Magician is a fairly obscure NES RPG by Eurocom and published by Taxan with some unique design elements and a notorious difficulty level among those who have heard of it. But is there some merit to be found in this mostly forgotten game, or should it just be left buried in favor of other, better known 8-bit titles?
Magician is a mostly forgotten RPG these days, and even among fans of retro console games it's not really one that comes up much in conversation. Not for a lack of trying, though, as it's one of the more unique RPGs on the platform. Taking place in a sidescrolling view, the game also utilizes a stage-based format, with nine levels in total. However, there is no way to backtrack to a previous level, so if you miss a key item from an earlier stage it can potentially mean restarting the entire game. Numerous things can also kill you instantly, from falling in a pit to triggering a trap to starving to death; that's right you have to manage your character's food and water meters, and both deplete at a surprisingly rapid rate, effectively putting your progress on a strict time limit. Shops to replenish food and water supplies are also very few and far between, and though you can occasionally find more supplies as part of treasure hordes, that likewise means being constantly wary of traps and enemies that can deplete significant amounts of your health, shields and magic. While you can save your progress at any time and there four slots to save to, you only get fifteen saves per playthrough, so one must ration them carefully throughout the game.
Magician features a relatively novel spell-crafting system - you create spells by combining different syllables in the pause menu, then click the spellbook to memorize them. Unlike Dungeon Magic, however, not all combinations are viable. In fact, the vast majority result in an "unknown spell" that will have completely unpredictable effects; usually instant death to your character with a surprising number of different animations exclusively for this purpose (although on rare occasions you may also get a full heal or other beneficial effect). The manual only tells you how to access a basic attack spell, while the rest must be discovered in-game by finding or purchasing scrolls at hefty cost (though the manual does also provide spaces to write discovered spells down, saving you money on later playthroughs). Spells can also be adjusted to four levels of power, which annoyingly plays into some puzzles; the swamp stage is one notorious example, requiring you to constantly adjust the power of your Jump spell to leap to the next platform, with a level too low or too high usually sending you plummeting to an instant death. (Just casting the Fly spell to avoid this isn't an option either, as you'll be struck by lightning the moment you leave the ground for - yep - another instant death.)

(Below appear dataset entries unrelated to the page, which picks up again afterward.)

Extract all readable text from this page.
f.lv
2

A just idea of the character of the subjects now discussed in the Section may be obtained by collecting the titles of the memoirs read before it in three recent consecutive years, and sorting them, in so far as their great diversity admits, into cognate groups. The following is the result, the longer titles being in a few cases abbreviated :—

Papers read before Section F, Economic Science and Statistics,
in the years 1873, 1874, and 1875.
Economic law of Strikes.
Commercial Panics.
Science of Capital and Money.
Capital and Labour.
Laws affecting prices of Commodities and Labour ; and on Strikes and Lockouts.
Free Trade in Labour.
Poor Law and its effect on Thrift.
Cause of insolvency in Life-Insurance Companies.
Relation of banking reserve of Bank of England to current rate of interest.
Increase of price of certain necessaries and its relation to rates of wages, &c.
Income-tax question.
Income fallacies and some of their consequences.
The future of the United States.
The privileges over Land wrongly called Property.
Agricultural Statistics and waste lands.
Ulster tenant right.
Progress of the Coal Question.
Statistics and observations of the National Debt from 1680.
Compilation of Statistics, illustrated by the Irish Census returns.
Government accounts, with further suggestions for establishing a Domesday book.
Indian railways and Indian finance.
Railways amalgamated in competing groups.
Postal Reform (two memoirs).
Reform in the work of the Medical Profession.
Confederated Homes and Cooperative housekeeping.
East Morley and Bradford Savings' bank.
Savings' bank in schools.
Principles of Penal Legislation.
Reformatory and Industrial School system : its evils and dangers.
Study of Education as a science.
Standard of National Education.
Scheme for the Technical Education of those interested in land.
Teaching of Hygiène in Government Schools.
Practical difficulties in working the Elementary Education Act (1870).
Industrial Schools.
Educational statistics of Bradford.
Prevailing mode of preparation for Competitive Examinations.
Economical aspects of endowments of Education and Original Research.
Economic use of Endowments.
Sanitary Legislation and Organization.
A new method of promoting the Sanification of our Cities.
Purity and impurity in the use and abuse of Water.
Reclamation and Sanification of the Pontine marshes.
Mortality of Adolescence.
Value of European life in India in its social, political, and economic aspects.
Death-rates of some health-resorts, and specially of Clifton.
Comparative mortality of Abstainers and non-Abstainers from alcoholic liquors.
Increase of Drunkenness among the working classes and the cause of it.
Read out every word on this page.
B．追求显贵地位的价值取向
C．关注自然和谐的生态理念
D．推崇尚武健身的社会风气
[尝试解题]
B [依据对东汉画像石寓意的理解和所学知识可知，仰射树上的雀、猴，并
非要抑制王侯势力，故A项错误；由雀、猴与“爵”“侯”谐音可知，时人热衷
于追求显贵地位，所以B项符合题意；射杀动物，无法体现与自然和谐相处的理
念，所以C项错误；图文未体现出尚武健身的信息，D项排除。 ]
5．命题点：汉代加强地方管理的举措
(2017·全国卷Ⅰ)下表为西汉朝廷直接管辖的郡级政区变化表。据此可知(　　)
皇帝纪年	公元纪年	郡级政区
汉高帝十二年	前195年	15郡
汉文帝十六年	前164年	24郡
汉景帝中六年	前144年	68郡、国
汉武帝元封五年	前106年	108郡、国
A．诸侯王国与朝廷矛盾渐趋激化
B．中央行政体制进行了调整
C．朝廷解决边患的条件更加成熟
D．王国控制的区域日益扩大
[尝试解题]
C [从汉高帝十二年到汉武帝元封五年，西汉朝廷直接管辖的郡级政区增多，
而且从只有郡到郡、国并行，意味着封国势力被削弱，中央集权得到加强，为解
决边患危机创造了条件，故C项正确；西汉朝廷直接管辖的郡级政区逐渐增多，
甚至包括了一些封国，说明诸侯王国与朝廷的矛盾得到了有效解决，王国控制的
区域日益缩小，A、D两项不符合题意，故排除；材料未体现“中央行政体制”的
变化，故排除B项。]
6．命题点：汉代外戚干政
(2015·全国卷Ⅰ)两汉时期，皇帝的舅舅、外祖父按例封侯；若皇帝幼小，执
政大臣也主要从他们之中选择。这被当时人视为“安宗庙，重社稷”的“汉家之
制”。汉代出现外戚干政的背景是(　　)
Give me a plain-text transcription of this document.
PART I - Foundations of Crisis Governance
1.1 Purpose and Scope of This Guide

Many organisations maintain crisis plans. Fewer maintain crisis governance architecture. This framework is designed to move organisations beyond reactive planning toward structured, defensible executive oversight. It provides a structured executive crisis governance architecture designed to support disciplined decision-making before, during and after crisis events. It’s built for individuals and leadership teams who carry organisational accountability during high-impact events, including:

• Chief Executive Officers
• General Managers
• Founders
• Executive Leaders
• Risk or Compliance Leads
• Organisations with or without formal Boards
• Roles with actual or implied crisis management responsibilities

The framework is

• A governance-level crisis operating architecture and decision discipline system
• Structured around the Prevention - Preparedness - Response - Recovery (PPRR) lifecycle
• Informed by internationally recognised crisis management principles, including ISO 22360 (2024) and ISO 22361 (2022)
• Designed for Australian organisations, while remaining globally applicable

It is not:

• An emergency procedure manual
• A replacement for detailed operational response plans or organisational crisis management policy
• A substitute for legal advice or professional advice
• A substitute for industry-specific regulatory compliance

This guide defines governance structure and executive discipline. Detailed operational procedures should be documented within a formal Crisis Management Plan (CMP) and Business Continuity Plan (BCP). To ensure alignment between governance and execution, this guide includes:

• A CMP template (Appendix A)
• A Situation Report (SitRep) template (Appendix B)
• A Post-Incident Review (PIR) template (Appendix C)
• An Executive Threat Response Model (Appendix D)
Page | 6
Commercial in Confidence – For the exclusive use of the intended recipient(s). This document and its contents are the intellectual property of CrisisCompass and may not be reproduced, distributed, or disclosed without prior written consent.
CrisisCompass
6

Combat is Magician is pretty bland and monotonous. There are four elements in the game (Physical, Venom, Fire and Power) and four varieties of shields to cast which completely block those elements, depleting themselves as they do. Thus, battles typically boil down to casting shields to block the enemy's attacks, then spamming one attack spell repeatedly until you knock your way through the enemy's shields and eat away all of their life; preferably before they do the same to you. Thankfully it's not nearly as prevalent as it is in many other NES RPGs - all encounters in the game are fixed events - but it's still something you end up becoming annoyed by rather than looking forward to.
All in all, Magician is a fairly clunky game with some annoying trial-and-error puzzles, irritating difficulty compounded by limited saves, and underwhelming combat that mostly consists of raising shields and spamming one attack until your enemy falls. However, it is very well presented, with detailed backdrops, smooth character animations and some stellar music by Neil Baldwin. In fact, I dare say it ranks among the best soundtracks on the NES, lending the game a heavy, foreboding atmosphere throughout and showing off some impressive technical tricks, like simulating wind sounds for the forest stage theme. So while game itself isn't really anything special, but the soundtrack is well worth a listen for fans of chiptune music. The source code has been released by the developer too, which may be of interest to those interested in making their own NES games (or possibly improving on this one's clunkier aspects).